Ce lobbying s’appuie sur un travail de recherche destiné à mettre en évidence les difficultés rencontrées sur le terrain, à problématiser leurs causes et à formuler d’éventuelles solutions. Le groupe cherche à mobiliser l’opinion — certes avant tout celle d’un public d’avertis et d’experts, issus du monde gouvernemental et non gouvernemental. Son action s’organise ainsi autour de l’appropriation, de la production et de la diffusion de connaissances et de savoirs, qui contribuent en retour à la crédibilité du réseau.
La production écrite de TWN est en conséquence importante et alimente différents types de supports. Outre des comptes rendus de réunions, auxquelles le groupe participe ou dont il suit le déroulement, et qui sont diffusés sur des lettres de diffusion ad hoc, TWN produit deux magazines : le mensuel Third World Resurgence et le bi-hebdomadaire Third World Economics, ainsi qu’un bulletin quotidien consacré au commerce et au développement, le SUNS. Des livres et articles sont aussi régulièrement publiés.

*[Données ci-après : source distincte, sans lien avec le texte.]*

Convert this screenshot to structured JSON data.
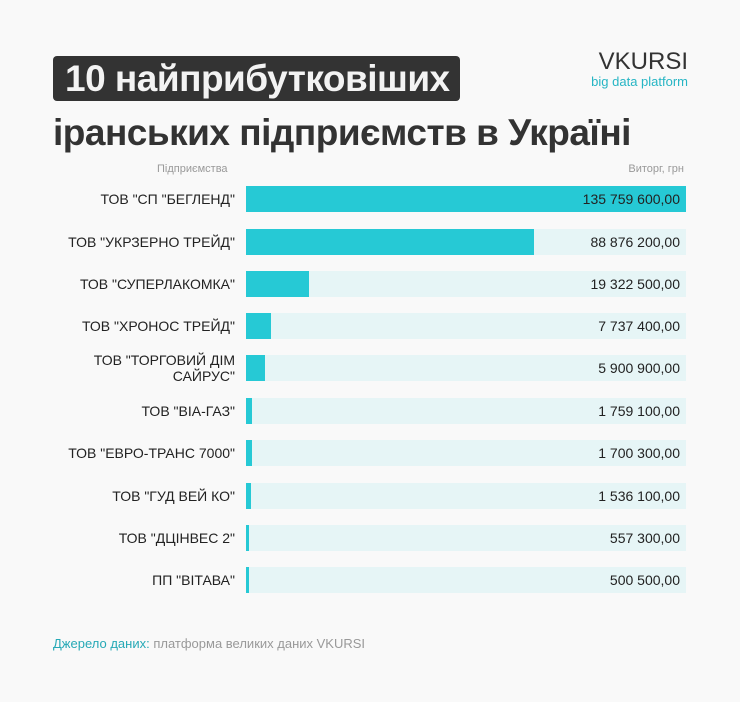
{
  "title": {
    "line1": "10 найприбутковіших",
    "line2": "іранських підприємств в Україні"
  },
  "logo": {
    "name": "VKURSI",
    "tagline": "big data platform"
  },
  "source": {
    "label": "Джерело даних:",
    "text": "платформа великих даних VKURSI"
  },
  "colors": {
    "bar": "#26c9d5",
    "track": "#e6f5f6",
    "accent": "#26a9b6"
  },
  "chart_data": {
    "type": "bar",
    "orientation": "horizontal",
    "xlabel": "Підприємства",
    "ylabel": "Виторг, грн",
    "categories": [
      "ТОВ \"СП \"БЕГЛЕНД\"",
      "ТОВ \"УКРЗЕРНО ТРЕЙД\"",
      "ТОВ \"СУПЕРЛАКОМКА\"",
      "ТОВ \"ХРОНОС ТРЕЙД\"",
      "ТОВ \"ТОРГОВИЙ ДІМ САЙРУС\"",
      "ТОВ \"ВІА-ГАЗ\"",
      "ТОВ \"ЕВРО-ТРАНС 7000\"",
      "ТОВ \"ГУД ВЕЙ КО\"",
      "ТОВ \"ДЦІНВЕС 2\"",
      "ПП \"ВІТАВА\""
    ],
    "values": [
      135759600,
      88876200,
      19322500,
      7737400,
      5900900,
      1759100,
      1700300,
      1536100,
      557300,
      500500
    ],
    "value_labels": [
      "135 759 600,00",
      "88 876 200,00",
      "19 322 500,00",
      "7 737 400,00",
      "5 900 900,00",
      "1 759 100,00",
      "1 700 300,00",
      "1 536 100,00",
      "557 300,00",
      "500 500,00"
    ],
    "xlim": [
      0,
      135759600
    ]
  }
}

La vente de ces publications est l’une des sources de financement du groupe. S’y ajoutent le paiement des souscriptions par les ONG qui lui sont affiliées ainsi que le soutien de diverses fondations caritatives et d’agences des Nations unies. L’enjeu du financement est important puisque c’est un argument utilisé par les gouvernements, notam-ment par le gouvernement malaisien, pour tenter de discréditer les ONG en les accusant d’être à la solde d’intérêts étrangers.
Des débuts de TWN jusqu’à aujourd’hui, les relations entre les ONG du Sud et leurs gouvernements ont évolué considérablement. Martin Khor rappelle qu’il y a quelques années encore il était impossible pour ces ONG de communiquer avec les gouvernements de leurs pays. « Beaucoup de dirigeants étaient de véritables dictateurs. Depuis, les formes de gouvernement se sont diversifiées, ce qui a ouvert des possibilités. » Lorsqu’il y a quinze ans TWN demandait pour la première fois de participer à une réunion des Nations unies, l’institution, prise au dépourvu, s’était tournée vers le gouvernement d’origine du réseau ?afin qu’il statue sur la requête ; celui-ci avait alors organisé une rencontre avec les représentants de l’organisation. À l’issue de la discussion, les deux parties avaient constaté qu’il leur était possible de dialoguer. Au-delà du cas malaisien, ONG et gouvernements du Sud sont entrés dans un nouveau mode de relation, porteur de la reconnaissance du droit du citoyen à s’adresser à son gouvernement.
TWN a ainsi acquis au fil des ans la confiance d’un nombre croissant d’agents gouvernementaux de pays du Sud. L’une de ses forces réside aujourd’hui dans sa capacité à organiser, conjointement avec des institutions nationales et internationales, et en impliquant des experts des ONG, des ateliers ou symposiums sur des sujets spécifiques. Progressivement, le réseau a également systématisé la tenue de réunions de briefing des représentants des pays, en amont de grandes conférences ou de sommets entre États. Offrant son expertise, il comble ainsi en partie les lacunes des délégations des pays en développement, dues tant aux manques de ressources financières qu’au manque de ressources humaines. Ce travail de conseil et d’information contribue à renforcer les relations de collaboration entre ONG et gouvernements et à légitimer le statut d’expert de l’organisation. TWN a d’ailleurs été consulté à de nombreuses reprises par différents gouvernements dans le cadre de la préparation de législations ou de politiques, notamment sur la biosécurité, la diversité écologique ou les ressources génétiques. Cette stratégie de lobbying qui prend des allures d’assistance technique est une façon d’influer sur la formulation de la position des pays du Sud tout en la renforçant, notamment face aux pays riches, puisqu’elle bénéficie ainsi d’un soutien de la société civile.